Behavioral Observation Research Interactive Software: BORIS is an easy-to-use event logging software for video/audio coding and live observations. It provides flexible and powerful behavior annotation from a set of videos. Data should be exported to a csv so that ethome
can import behavior annotations.
NWB is a data standard for neurophysiology, providing neuroscientists with a common standard to share, archive, use, and build analysis tools for neurophysiology data. NWB is designed to store a variety of neurophysiology data, including data from intracellular and extracellular electrophysiology experiments, data from optical physiology experiments, and tracking and stimulus data. It includes ability to store animal behavior data and pose data, through the ndx-pose extenstion (here). Nwb files must have a PoseEstimationSeries and/or PoseEstimation datatypes in it to be importable into ethome
.
SLEAP is an open source deep-learning based framework for multi-animal pose tracking. It can be used to track any type or number of animals and includes an advanced labeling/training GUI for active learning and proofreading. SLEAP data must be in exported analysis h5
files, to import into ethome
.
Sample notebooks are available (here) that you can use as a starting point for your own analyses, using either:
- NWB files
- SLEAP files
- DLC tracking and BORIS annotations
Refer to CONTRIBUTING.md
for guidelines on how to contribute to the project, and report bugs, etc.

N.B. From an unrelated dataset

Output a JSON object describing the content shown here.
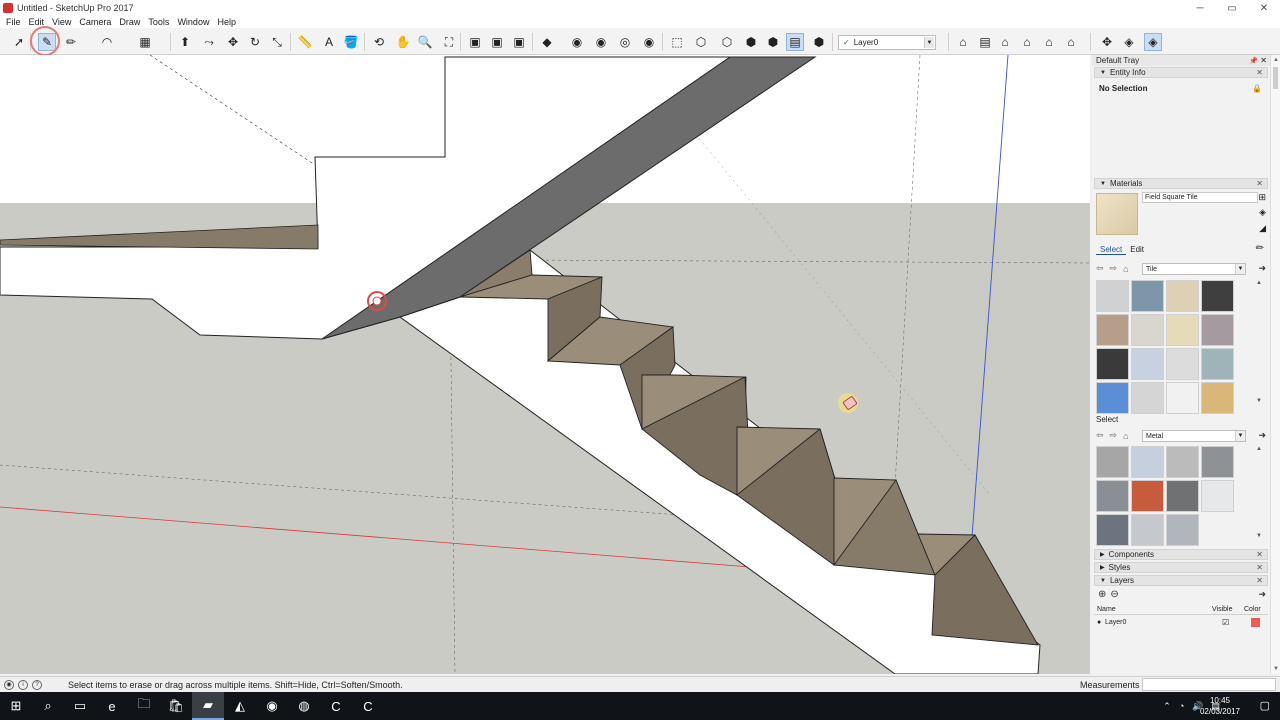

You can setup your dev environment using the conda yaml
file provided. Compiling the docs requires the following packages are also installed:
pip install mkdocs-material mkdocs-awesome-pages-plugin twine build
Sample data was obtained from resident-intruder open field recordings performed as part of on going social memory studies performed in the Zakharenko lab at St Jude Children's Research Hospital (e.g. [1,2]). All animal experiments were reviewed and approved by the Institutional Animal Care & Use Committee of St. Jude Children’s Research Hospital.

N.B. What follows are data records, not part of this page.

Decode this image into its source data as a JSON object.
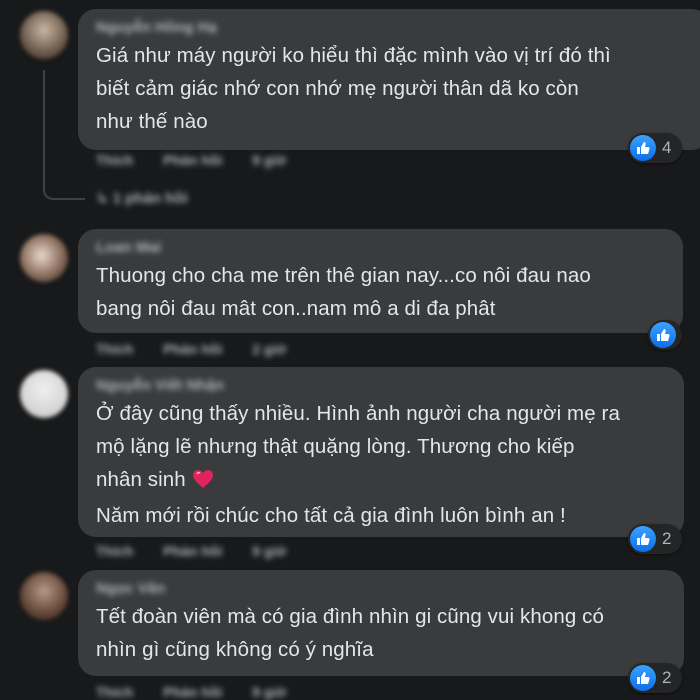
{
  "colors": {
    "background": "#18191a",
    "bubble": "#3a3b3c",
    "text": "#e4e6eb",
    "secondary_text": "#b0b3b8",
    "like_blue": "#1877f2"
  },
  "comments": [
    {
      "author": "Nguyễn Hồng Hạ",
      "text": "Giá như máy người ko hiểu thì đặc mình vào vị trí đó thì\nbiết cảm giác nhớ con nhớ mẹ người thân dã ko còn\nnhư thế nào",
      "actions": {
        "like": "Thích",
        "reply": "Phản hồi",
        "time": "9 giờ"
      },
      "reaction_icon": "like-icon",
      "reaction_count": "4",
      "replies_label": "1 phản hồi"
    },
    {
      "author": "Loan Mai",
      "text": "Thuong cho cha me trên thê gian nay...co nôi đau nao\nbang nôi đau mât con..nam mô a di đa phât",
      "actions": {
        "like": "Thích",
        "reply": "Phản hồi",
        "time": "2 giờ"
      },
      "reaction_icon": "like-icon",
      "reaction_count": ""
    },
    {
      "author": "Nguyễn Viết Nhận",
      "text_line1": "Ở đây cũng thấy nhiều. Hình ảnh người cha người mẹ ra",
      "text_line2": "mộ lặng lẽ nhưng thật quặng lòng. Thương cho kiếp",
      "text_line3": "nhân sinh",
      "emoji_icon": "heart-icon",
      "text_line4": "Năm mới rồi chúc cho tất cả gia đình luôn bình an !",
      "actions": {
        "like": "Thích",
        "reply": "Phản hồi",
        "time": "9 giờ"
      },
      "reaction_icon": "like-icon",
      "reaction_count": "2"
    },
    {
      "author": "Ngọc Vân",
      "text": "Tết đoàn viên mà có gia đình nhìn gi cũng vui khong có\nnhìn gì cũng không có ý nghĩa",
      "actions": {
        "like": "Thích",
        "reply": "Phản hồi",
        "time": "9 giờ"
      },
      "reaction_icon": "like-icon",
      "reaction_count": "2"
    }
  ]
}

[1] "SCHIZOPHRENIA-RELATED MICRODELETION GENE 2510002D24Rik IS ESSENTIAL FOR SOCIAL MEMORY" US Patent US20220288235A1. Stanislav S. Zakharenko, Prakash DEVARAJU https://patents.google.com/patent/US20220288235A1/en [2] "A murine model of hnRNPH2-related neurodevelopmental disorder reveals a mechanism for genetic compensation by Hnrnph1". Korff et al. Journal of clinical investigation 133(14). 2023.